Doctors' Cancer Detection Worsens After AI Reliance, Study Finds
The integration of artificial intelligence into professional fields has long been framed as a path to “upskilling” or “reskilling” — enhancing human capabilities or retraining for new roles. Yet, a recent study presents a troubling counter-narrative: the potential for “de-skilling,” where reliance on AI may actually diminish human proficiency. New research published this week reveals that doctors who routinely employed AI for cancer detection during colonoscopies experienced a significant decline in their ability to identify cancerous growths when the AI assistance was unavailable.

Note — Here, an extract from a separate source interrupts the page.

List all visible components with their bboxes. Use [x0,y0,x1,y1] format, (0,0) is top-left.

The study, featured in The Lancet Gastroenterology & Hepatology journal, was conducted by an international team of medical professionals and researchers from countries including Poland, Norway, Sweden, the United Kingdom, and Japan. Its primary objective was to investigate how continuous exposure to AI might influence doctors’ performance. To achieve this, researchers assessed how endoscopists — medical specialists performing colonoscopies — fared when AI was not in use, after they had become accustomed to frequent AI support.

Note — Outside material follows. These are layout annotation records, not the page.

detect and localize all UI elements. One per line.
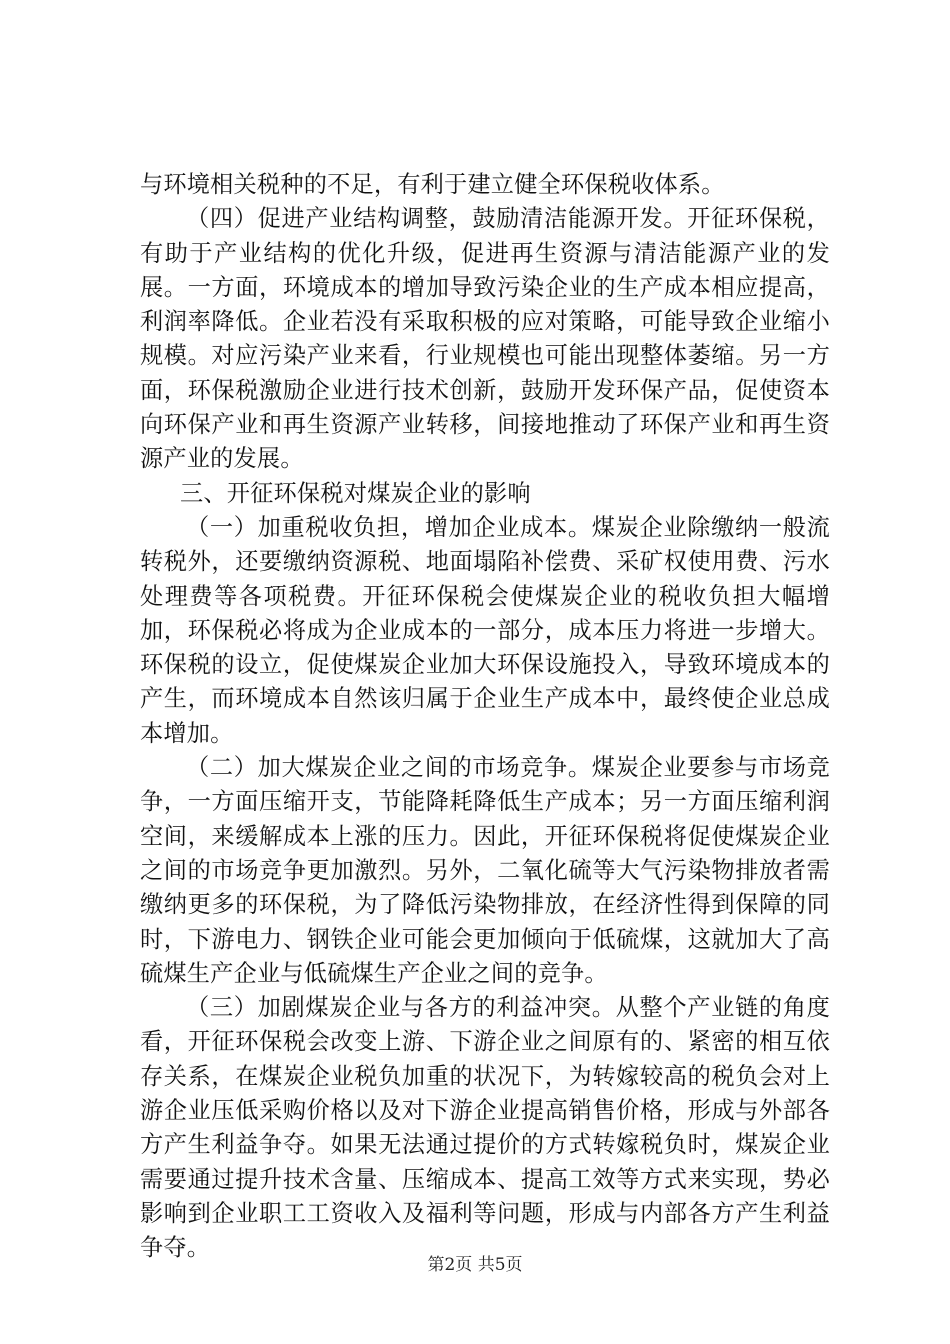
paragraph-item-one: （一）加重税收负担，增加企业成本。煤炭企业除缴纳一般流转税外，还要缴纳资源税、地面塌陷补偿费、采矿权使用费、污水处理费等各项税费。开征环保税会使煤炭企业的税收负担大幅增加，环保税必将成为企业成本的一部分，成本压力将进一步增大。环保税的设立，促使煤炭企业加大环保设施投入，导致环境成本的产生，而环境成本自然该归属于企业生产成本中，最终使企业总成本增加。 <box>140 513 830 747</box>
document-body <box>140 168 830 1266</box>
page-footer: 第2页 共5页 <box>427 1255 523 1275</box>
paragraph-item-two: （二）加大煤炭企业之间的市场竞争。煤炭企业要参与市场竞争，一方面压缩开支，节能降耗降低生产成本；另一方面压缩利润空间，来缓解成本上涨的压力。因此，开征环保税将促使煤炭企业之间的市场竞争更加激烈。另外，二氧化硫等大气污染物排放者需缴纳更多的环保税，为了降低污染物排放，在经济性得到保障的同时，下游电力、钢铁企业可能会更加倾向于低硫煤，这就加大了高硫煤生产企业与低硫煤生产企业之间的竞争。 <box>140 754 830 987</box>
paragraph-continuation: 与环境相关税种的不足，有利于建立健全环保税收体系。 <box>140 171 725 198</box>
section-heading-three: 三、开征环保税对煤炭企业的影响 <box>180 479 531 507</box>
paragraph-item-three: （三）加剧煤炭企业与各方的利益冲突。从整个产业链的角度看，开征环保税会改变上游、下游企业之间原有的、紧密的相互依存关系，在煤炭企业税负加重的状况下，为转嫁较高的税负会对上游企业压低采购价格以及对下游企业提高销售价格，形成与外部各方产生利益争夺。如果无法通过提价的方式转嫁税负时，煤炭企业需要通过提升技术含量、压缩成本、提高工效等方式来实现，势必影响到企业职工工资收入及福利等问题，形成与内部各方产生利益争夺。 <box>140 994 830 1262</box>
paragraph-section-four: （四）促进产业结构调整，鼓励清洁能源开发。开征环保税，有助于产业结构的优化升级，促进再生资源与清洁能源产业的发展。一方面，环境成本的增加导致污染企业的生产成本相应提高，利润率降低。企业若没有采取积极的应对策略，可能导致企业缩小规模。对应污染产业来看，行业规模也可能出现整体萎缩。另一方面，环保税激励企业进行技术创新，鼓励开发环保产品，促使资本向环保产业和再生资源产业转移，间接地推动了环保产业和再生资源产业的发展。 <box>140 205 830 473</box>
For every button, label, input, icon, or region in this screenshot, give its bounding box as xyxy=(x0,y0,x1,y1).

The findings were concerning. Doctors who regularly used AI to assist in colonoscopy procedures demonstrated a detection rate approximately six percentage points lower when they were required to perform the task independently, without AI guidance. The study tracked doctors across four endoscopy centers in Poland, which were part of a trial program exploring AI’s application in colonoscopy for cancer prevention.
This research raises critical questions about the judicious use of AI in healthcare, particularly discerning when it genuinely aids and when it might inadvertently cause harm. It arrives amidst broader concerns regarding the reliability of medical AI models. Just recently, for instance, a major technology company’s healthcare AI model was reported to have potentially “hallucinated” a body part, further fueling discussions among medical professionals about the future trajectory of AI integration in the industry. As AI continues to permeate sensitive fields like medicine, ensuring that these tools augment rather than erode human expertise will be paramount.